Neredeyse tüm İslam coğrafyasında vesayet rejimleri vardır. Görünürde bağımsız İslam ülkeleri, ne yazık ki gerçekte ekonomik, teknolojik ve askeri alanlarda küresel güçlere bağımlıdırlar. Yetmiş yıldır Çin’in baskısı altında bulunan ve Türkiye’nin iki buçuk katı büyüklükte yüzölçümüne sahip olan Doğu Türkistan’da da Müslümanların durumu içler acısıdır. Çin’in baskıcı tutumu, Doğu Türkistan’la ilgili sağlıklı bilgi akışının ve oradaki Müslümanlarla iletişimin önüne geçmektedir. Doğu Türkistan’da yaşayan kardeşlerimiz birçok temel haktan mahrum bırakılmıştır. İnanç ve düşünce özgürlükleri kısıtlanmıştır. Psikolojik ve fiziksel işkencelere maruz kaldıklarına dair haberler canımızı yakmaktadır. Çin, Müslüman Doğu Türkistan halkının, haklı taleplerini susturmak, örtbas etmek ve bu hakların dış dünyayla irtibatlarını kesmek yerine, temel hak ve özgürlüklerini yaşayabilecekleri bir zemin oluşturmaya zorlanmalıdır.
Başta Türkiye olmak üzere, İslam ülkelerinin, Çin’e karşı birlikte hareket etmeleri ve her platformda bu konuyu dile getirmeleri, Doğu Türkistanlı kardeşlerimizin seslerine ses, haklı davalarına güç katacaktır. Yeryüzünde huzur ve barış için, tüm İslam Ülkeleri, ABD, İngiltere, Avrupa Birliği ve İsrail güdümünden uzak politikalar üretmelidir. ABD ile stratejik ortaklık hiçbir İslam ülkesine fayda getirmez. İsrail ile birlikte hareket etmek hiçbir İslam ülkesine fayda getirmez. İslam coğrafyasındaki parçalanmışlık mutlaka giderilmelidir. Dünyanın herhangi bir yerinde bir insanımızın haksızlığa uğramasını istemiyorsak, bunun yolu, İslam ülkelerinin hak ve adalet ekseninde güç birliği yapmasından geçer.
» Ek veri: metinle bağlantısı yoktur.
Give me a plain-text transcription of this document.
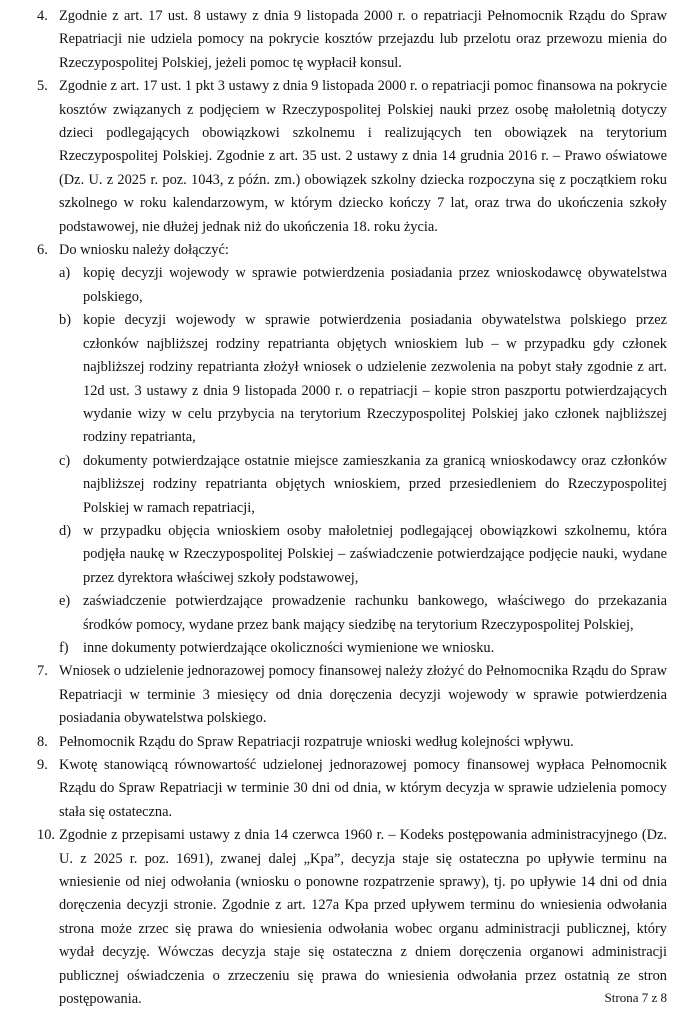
4. Zgodnie z art. 17 ust. 8 ustawy z dnia 9 listopada 2000 r. o repatriacji Pełnomocnik Rządu do Spraw Repatriacji nie udziela pomocy na pokrycie kosztów przejazdu lub przelotu oraz przewozu mienia do Rzeczypospolitej Polskiej, jeżeli pomoc tę wypłacił konsul.
5. Zgodnie z art. 17 ust. 1 pkt 3 ustawy z dnia 9 listopada 2000 r. o repatriacji pomoc finansowa na pokrycie kosztów związanych z podjęciem w Rzeczypospolitej Polskiej nauki przez osobę małoletnią dotyczy dzieci podlegających obowiązkowi szkolnemu i realizujących ten obowiązek na terytorium Rzeczypospolitej Polskiej. Zgodnie z art. 35 ust. 2 ustawy z dnia 14 grudnia 2016 r. – Prawo oświatowe (Dz. U. z 2025 r. poz. 1043, z późn. zm.) obowiązek szkolny dziecka rozpoczyna się z początkiem roku szkolnego w roku kalendarzowym, w którym dziecko kończy 7 lat, oraz trwa do ukończenia szkoły podstawowej, nie dłużej jednak niż do ukończenia 18. roku życia.
6. Do wniosku należy dołączyć:
a) kopię decyzji wojewody w sprawie potwierdzenia posiadania przez wnioskodawcę obywatelstwa polskiego,
b) kopie decyzji wojewody w sprawie potwierdzenia posiadania obywatelstwa polskiego przez członków najbliższej rodziny repatrianta objętych wnioskiem lub – w przypadku gdy członek najbliższej rodziny repatrianta złożył wniosek o udzielenie zezwolenia na pobyt stały zgodnie z art. 12d ust. 3 ustawy z dnia 9 listopada 2000 r. o repatriacji – kopie stron paszportu potwierdzających wydanie wizy w celu przybycia na terytorium Rzeczypospolitej Polskiej jako członek najbliższej rodziny repatrianta,
c) dokumenty potwierdzające ostatnie miejsce zamieszkania za granicą wnioskodawcy oraz członków najbliższej rodziny repatrianta objętych wnioskiem, przed przesiedleniem do Rzeczypospolitej Polskiej w ramach repatriacji,
d) w przypadku objęcia wnioskiem osoby małoletniej podlegającej obowiązkowi szkolnemu, która podjęła naukę w Rzeczypospolitej Polskiej – zaświadczenie potwierdzające podjęcie nauki, wydane przez dyrektora właściwej szkoły podstawowej,
e) zaświadczenie potwierdzające prowadzenie rachunku bankowego, właściwego do przekazania środków pomocy, wydane przez bank mający siedzibę na terytorium Rzeczypospolitej Polskiej,
f)	inne dokumenty potwierdzające okoliczności wymienione we wniosku.
7. Wniosek o udzielenie jednorazowej pomocy finansowej należy złożyć do Pełnomocnika Rządu do Spraw Repatriacji w terminie 3 miesięcy od dnia doręczenia decyzji wojewody w sprawie potwierdzenia posiadania obywatelstwa polskiego.
8. Pełnomocnik Rządu do Spraw Repatriacji rozpatruje wnioski według kolejności wpływu.
9. Kwotę stanowiącą równowartość udzielonej jednorazowej pomocy finansowej wypłaca Pełnomocnik Rządu do Spraw Repatriacji w terminie 30 dni od dnia, w którym decyzja w sprawie udzielenia pomocy stała się ostateczna.
10. Zgodnie z przepisami ustawy z dnia 14 czerwca 1960 r. – Kodeks postępowania administracyjnego (Dz. U. z 2025 r. poz. 1691), zwanej dalej „Kpa”, decyzja staje się ostateczna po upływie terminu na wniesienie od niej odwołania (wniosku o ponowne rozpatrzenie sprawy), tj. po upływie 14 dni od dnia doręczenia decyzji stronie. Zgodnie z art. 127a Kpa przed upływem terminu do wniesienia odwołania strona może zrzec się prawa do wniesienia odwołania wobec organu administracji publicznej, który wydał decyzję. Wówczas decyzja staje się ostateczna z dniem doręczenia organowi administracji publicznej oświadczenia o zrzeczeniu się prawa do wniesienia odwołania przez ostatnią ze stron postępowania.	Strona 7 z 8
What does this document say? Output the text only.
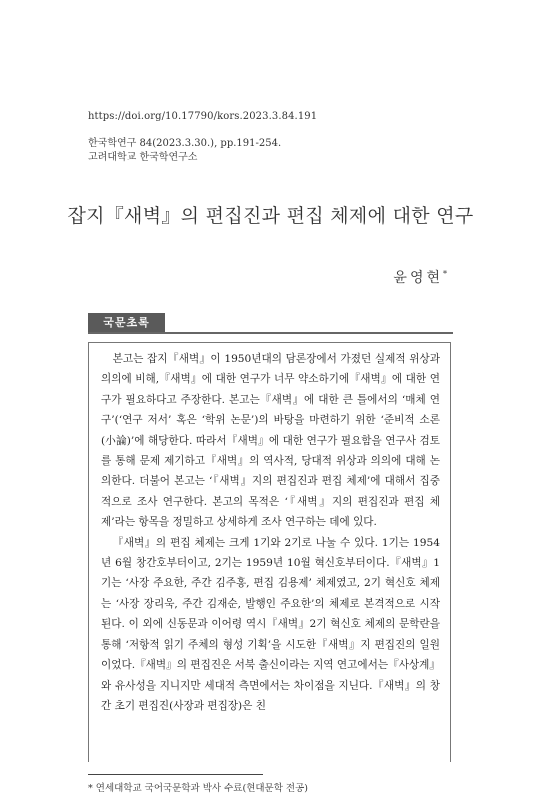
https://doi.org/10.17790/kors.2023.3.84.191
한국학연구 84(2023.3.30.), pp.191-254.
고려대학교 한국학연구소
잡지『새벽』의 편집진과 편집 체제에 대한 연구
윤영현*
국문초록

본고는 잡지『새벽』이 1950년대의 담론장에서 가졌던 실제적 위상과 의의에 비해,『새벽』에 대한 연구가 너무 약소하기에『새벽』에 대한 연구가 필요하다고 주장한다. 본고는『새벽』에 대한 큰 틀에서의 ‘매체 연구’(‘연구 저서’ 혹은 ‘학위 논문’)의 바탕을 마련하기 위한 ‘준비적 소론(小論)’에 해당한다. 따라서『새벽』에 대한 연구가 필요함을 연구사 검토를 통해 문제 제기하고『새벽』의 역사적, 당대적 위상과 의의에 대해 논의한다. 더불어 본고는 ‘『새벽』지의 편집진과 편집 체제’에 대해서 집중적으로 조사 연구한다. 본고의 목적은 ‘『새벽』지의 편집진과 편집 체제’라는 항목을 정밀하고 상세하게 조사 연구하는 데에 있다.

『새벽』의 편집 체제는 크게 1기와 2기로 나눌 수 있다. 1기는 1954년 6월 창간호부터이고, 2기는 1959년 10월 혁신호부터이다.『새벽』1기는 ‘사장 주요한, 주간 김주홍, 편집 김용제’ 체제였고, 2기 혁신호 체제는 ‘사장 장리욱, 주간 김재순, 발행인 주요한’의 체제로 본격적으로 시작된다. 이 외에 신동문과 이어령 역시『새벽』2기 혁신호 체제의 문학란을 통해 ‘저항적 읽기 주체의 형성 기획’을 시도한『새벽』지 편집진의 일원이었다.『새벽』의 편집진은 서북 출신이라는 지역 연고에서는『사상계』와 유사성을 지니지만 세대적 측면에서는 차이점을 지닌다.『새벽』의 창간 초기 편집진(사장과 편집장)은 친

* 연세대학교 국어국문학과 박사 수료(현대문학 전공)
Dünyanın herhangi bir yerinde, bir insanımızın haksızlığa uğramasını istemiyorsak, bunun yolu İslam Birliğinin tesis edilmesinden geçer. D-8’in faal hale gelmesinden geçer. Dünyanın herhangi bir yerinde, bir insanımızın haksızlığa uğramasını istemiyorsak, bunun yolu, yeryüzünde adil bir düzenin kurulması için gayret etmekten geçer. Allah, hak ve adaletin tesisi için atılan adımları boşa çıkarmayacaktır.”